Squeak began, very simply, with the needs of a research group at Apple. We wanted a system as expressive and immediate as Smalltalk to pursue various application goals (prototypical educational software, user interface experiments and (let's be honest) another run at the Dynabook fence). As you can read in the OOPSLA paper ("Back to the Future") we hit on the idea of writing a Smalltalk interpreter in a subset of Smalltalk, together with a translator from that subset to C.
Smalltalk-80 was developed at Xerox PARC in the 1970s. Apple obtained a license in 1980. A team at Apple developed Squeak in 1996, and have made it available free under license. The license agreement is intended to keep Squeak open and available to the user community, while allowing users to do useful things with Squeak. Here is a paraphrase of the license terms:
You are allowed to change Squeak, write extensions to Squeak, build an application in Squeak, and include some or all of Squeak with your products. You may distribute all of these things along with Squeak, or portions of Squeak, for free or for money. However, you must distribute these things under a license that protects Apple in the way described in this license.

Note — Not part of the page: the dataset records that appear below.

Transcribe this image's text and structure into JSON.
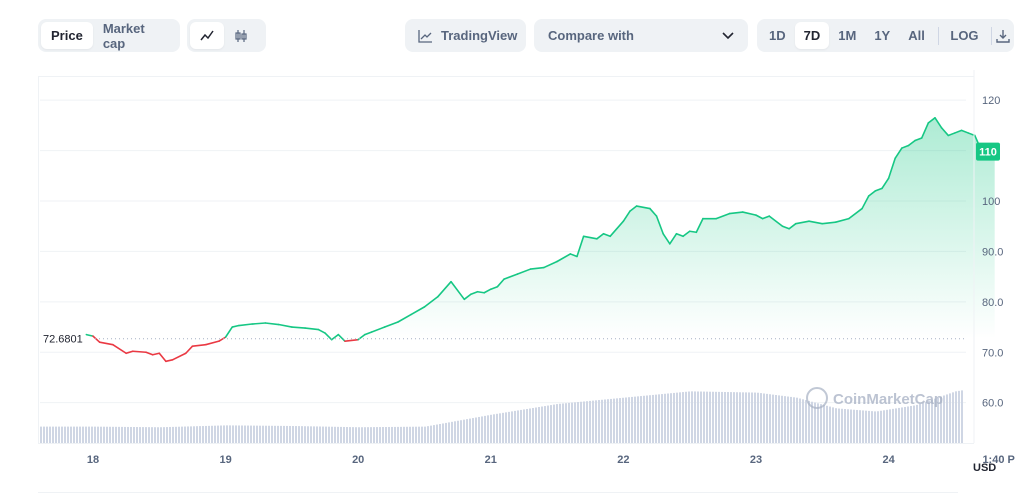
{
  "toolbar": {
    "view_tabs": [
      "Price",
      "Market cap"
    ],
    "active_view": "Price",
    "chart_type_icons": [
      "line-chart-icon",
      "candlestick-icon"
    ],
    "tradingview_label": "TradingView",
    "compare_label": "Compare with",
    "ranges": [
      "1D",
      "7D",
      "1M",
      "1Y",
      "All"
    ],
    "active_range": "7D",
    "log_label": "LOG",
    "download_icon": "download-icon"
  },
  "colors": {
    "up": "#16c784",
    "down": "#ea3943",
    "volume": "#cfd6e4",
    "grid": "#eff2f5",
    "text": "#58667e"
  },
  "chart_data": {
    "type": "area",
    "ylim": [
      52,
      124
    ],
    "y_ticks": [
      "120",
      "110",
      "100",
      "90.0",
      "80.0",
      "70.0",
      "60.0"
    ],
    "y_tick_values": [
      120,
      110,
      100,
      90,
      80,
      70,
      60
    ],
    "x_ticks": [
      "18",
      "19",
      "20",
      "21",
      "22",
      "23",
      "24",
      "1:40 P"
    ],
    "x_tick_values": [
      0,
      1,
      2,
      3,
      4,
      5,
      6,
      6.83
    ],
    "xlim": [
      -0.4,
      6.9
    ],
    "baseline_label": "72.6801",
    "baseline_value": 72.68,
    "current_price_label": "110",
    "current_price_value": 109.8,
    "axis_unit_label": "USD",
    "watermark": "CoinMarketCap",
    "series": [
      {
        "x": [
          -0.05,
          0.0,
          0.05,
          0.15,
          0.25,
          0.3,
          0.4,
          0.45,
          0.5,
          0.55,
          0.6,
          0.7,
          0.75,
          0.85,
          0.95,
          1.0,
          1.05,
          1.1,
          1.2,
          1.3,
          1.4,
          1.5,
          1.6,
          1.7,
          1.75,
          1.8,
          1.85,
          1.9,
          2.0,
          2.05,
          2.1,
          2.2,
          2.3,
          2.4,
          2.5,
          2.6,
          2.7,
          2.8,
          2.85,
          2.9,
          2.95,
          3.0,
          3.05,
          3.1,
          3.2,
          3.3,
          3.4,
          3.5,
          3.6,
          3.65,
          3.7,
          3.8,
          3.85,
          3.9,
          4.0,
          4.05,
          4.1,
          4.2,
          4.25,
          4.3,
          4.35,
          4.4,
          4.45,
          4.5,
          4.55,
          4.6,
          4.7,
          4.8,
          4.9,
          5.0,
          5.05,
          5.1,
          5.2,
          5.25,
          5.3,
          5.4,
          5.5,
          5.6,
          5.7,
          5.8,
          5.85,
          5.9,
          5.95,
          6.0,
          6.05,
          6.1,
          6.15,
          6.2,
          6.25,
          6.3,
          6.35,
          6.4,
          6.45,
          6.5,
          6.55,
          6.6,
          6.65,
          6.7,
          6.75,
          6.8
        ],
        "y": [
          73.5,
          73.2,
          72.0,
          71.5,
          69.8,
          70.2,
          70.0,
          69.5,
          69.8,
          68.2,
          68.5,
          69.8,
          71.2,
          71.5,
          72.2,
          73.0,
          75.0,
          75.3,
          75.6,
          75.8,
          75.5,
          75.0,
          74.8,
          74.5,
          73.8,
          72.5,
          73.5,
          72.2,
          72.5,
          73.5,
          74.0,
          75.0,
          76.0,
          77.5,
          79.0,
          81.0,
          84.0,
          80.5,
          81.5,
          82.0,
          81.8,
          82.5,
          83.0,
          84.5,
          85.5,
          86.5,
          86.8,
          88.0,
          89.5,
          89.0,
          93.0,
          92.5,
          93.5,
          93.0,
          96.0,
          98.0,
          99.0,
          98.5,
          97.0,
          93.5,
          91.5,
          93.5,
          93.0,
          94.0,
          93.8,
          96.5,
          96.5,
          97.5,
          97.8,
          97.2,
          96.5,
          97.0,
          95.0,
          94.5,
          95.5,
          96.0,
          95.5,
          95.8,
          96.5,
          98.5,
          101.0,
          102.0,
          102.5,
          104.5,
          108.5,
          110.5,
          111.0,
          112.0,
          112.5,
          115.5,
          116.5,
          114.5,
          113.0,
          113.5,
          114.0,
          113.5,
          113.0,
          110.0,
          109.8,
          109.8
        ]
      },
      {
        "name": "Volume",
        "x": [
          0,
          0.5,
          1.0,
          1.5,
          2.0,
          2.5,
          3.0,
          3.5,
          4.0,
          4.5,
          5.0,
          5.3,
          5.6,
          5.9,
          6.2,
          6.5,
          6.8
        ],
        "y": [
          0.26,
          0.25,
          0.28,
          0.27,
          0.25,
          0.26,
          0.45,
          0.62,
          0.72,
          0.82,
          0.8,
          0.72,
          0.55,
          0.5,
          0.6,
          0.82,
          0.92
        ]
      }
    ]
  }
}
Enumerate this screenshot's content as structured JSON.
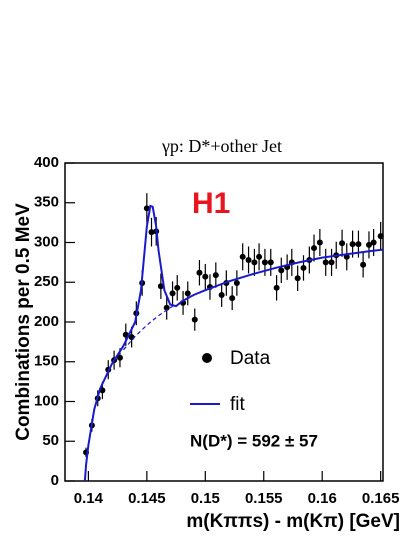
{
  "chart_data": {
    "type": "scatter",
    "title": "γp: D*+other Jet",
    "x_label": "m(Kππs) - m(Kπ) [GeV]",
    "y_label": "Combinations per 0.5 MeV",
    "annotations": [
      "H1",
      "N(D*) = 592 ± 57"
    ],
    "xlim": [
      0.138,
      0.1652
    ],
    "ylim": [
      0,
      400
    ],
    "xticks": [
      0.14,
      0.145,
      0.15,
      0.155,
      0.16,
      0.165
    ],
    "yticks": [
      0,
      50,
      100,
      150,
      200,
      250,
      300,
      350,
      400
    ],
    "series": [
      {
        "name": "Data",
        "color": "#000000",
        "x": [
          0.1398,
          0.1403,
          0.1408,
          0.1412,
          0.1417,
          0.1422,
          0.1427,
          0.1432,
          0.1437,
          0.1441,
          0.1446,
          0.145,
          0.1454,
          0.1458,
          0.1462,
          0.1467,
          0.1472,
          0.1476,
          0.1481,
          0.1485,
          0.1491,
          0.1495,
          0.15,
          0.1504,
          0.1509,
          0.1514,
          0.1518,
          0.1523,
          0.1527,
          0.1532,
          0.1537,
          0.1542,
          0.1546,
          0.1551,
          0.1556,
          0.1561,
          0.1565,
          0.157,
          0.1574,
          0.1579,
          0.1584,
          0.1589,
          0.1593,
          0.1598,
          0.1603,
          0.1608,
          0.1612,
          0.1617,
          0.1621,
          0.1626,
          0.1631,
          0.1635,
          0.164,
          0.1644,
          0.165
        ],
        "values": [
          36,
          70,
          104,
          114,
          140,
          152,
          155,
          184,
          181,
          211,
          249,
          343,
          313,
          314,
          245,
          218,
          236,
          243,
          224,
          236,
          203,
          262,
          257,
          244,
          259,
          234,
          249,
          230,
          249,
          282,
          278,
          275,
          282,
          275,
          275,
          243,
          265,
          269,
          275,
          255,
          268,
          278,
          293,
          300,
          275,
          275,
          284,
          299,
          282,
          298,
          298,
          272,
          297,
          300,
          308
        ],
        "errors": [
          6,
          8,
          10,
          11,
          12,
          12,
          12,
          14,
          13,
          15,
          16,
          19,
          18,
          18,
          16,
          15,
          15,
          16,
          15,
          15,
          14,
          16,
          16,
          16,
          16,
          15,
          16,
          15,
          16,
          17,
          17,
          17,
          17,
          17,
          17,
          16,
          16,
          16,
          17,
          16,
          16,
          17,
          17,
          17,
          17,
          17,
          17,
          17,
          17,
          17,
          17,
          16,
          17,
          17,
          18
        ]
      },
      {
        "name": "fit",
        "color": "#1a1acc",
        "x": [
          0.1397,
          0.1398,
          0.14,
          0.1405,
          0.141,
          0.142,
          0.143,
          0.144,
          0.1445,
          0.145,
          0.1453,
          0.1455,
          0.1458,
          0.146,
          0.1465,
          0.147,
          0.1475,
          0.148,
          0.149,
          0.15,
          0.152,
          0.154,
          0.156,
          0.158,
          0.16,
          0.162,
          0.164,
          0.1652
        ],
        "values": [
          0,
          20,
          45,
          90,
          116,
          147,
          170,
          200,
          240,
          320,
          346,
          345,
          320,
          290,
          240,
          222,
          220,
          226,
          234,
          240,
          251,
          260,
          268,
          275,
          281,
          285,
          289,
          291
        ]
      },
      {
        "color": "#1a1acc",
        "dashed": true,
        "x": [
          0.143,
          0.144,
          0.145,
          0.146,
          0.147,
          0.1475
        ],
        "values": [
          165,
          182,
          196,
          208,
          218,
          222
        ]
      }
    ]
  }
}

If you modify any of the methods of class objects (or their relationships) that come with Squeak (as opposed to building on top of the classes in the release), you must post the modifications on a web site or otherwise make them available for free to others, just as has been done with Squeak. The same is true if you port Squeak to another machine or operating system - you must post your port on a web site or otherwise make it available for free to others under the same license terms.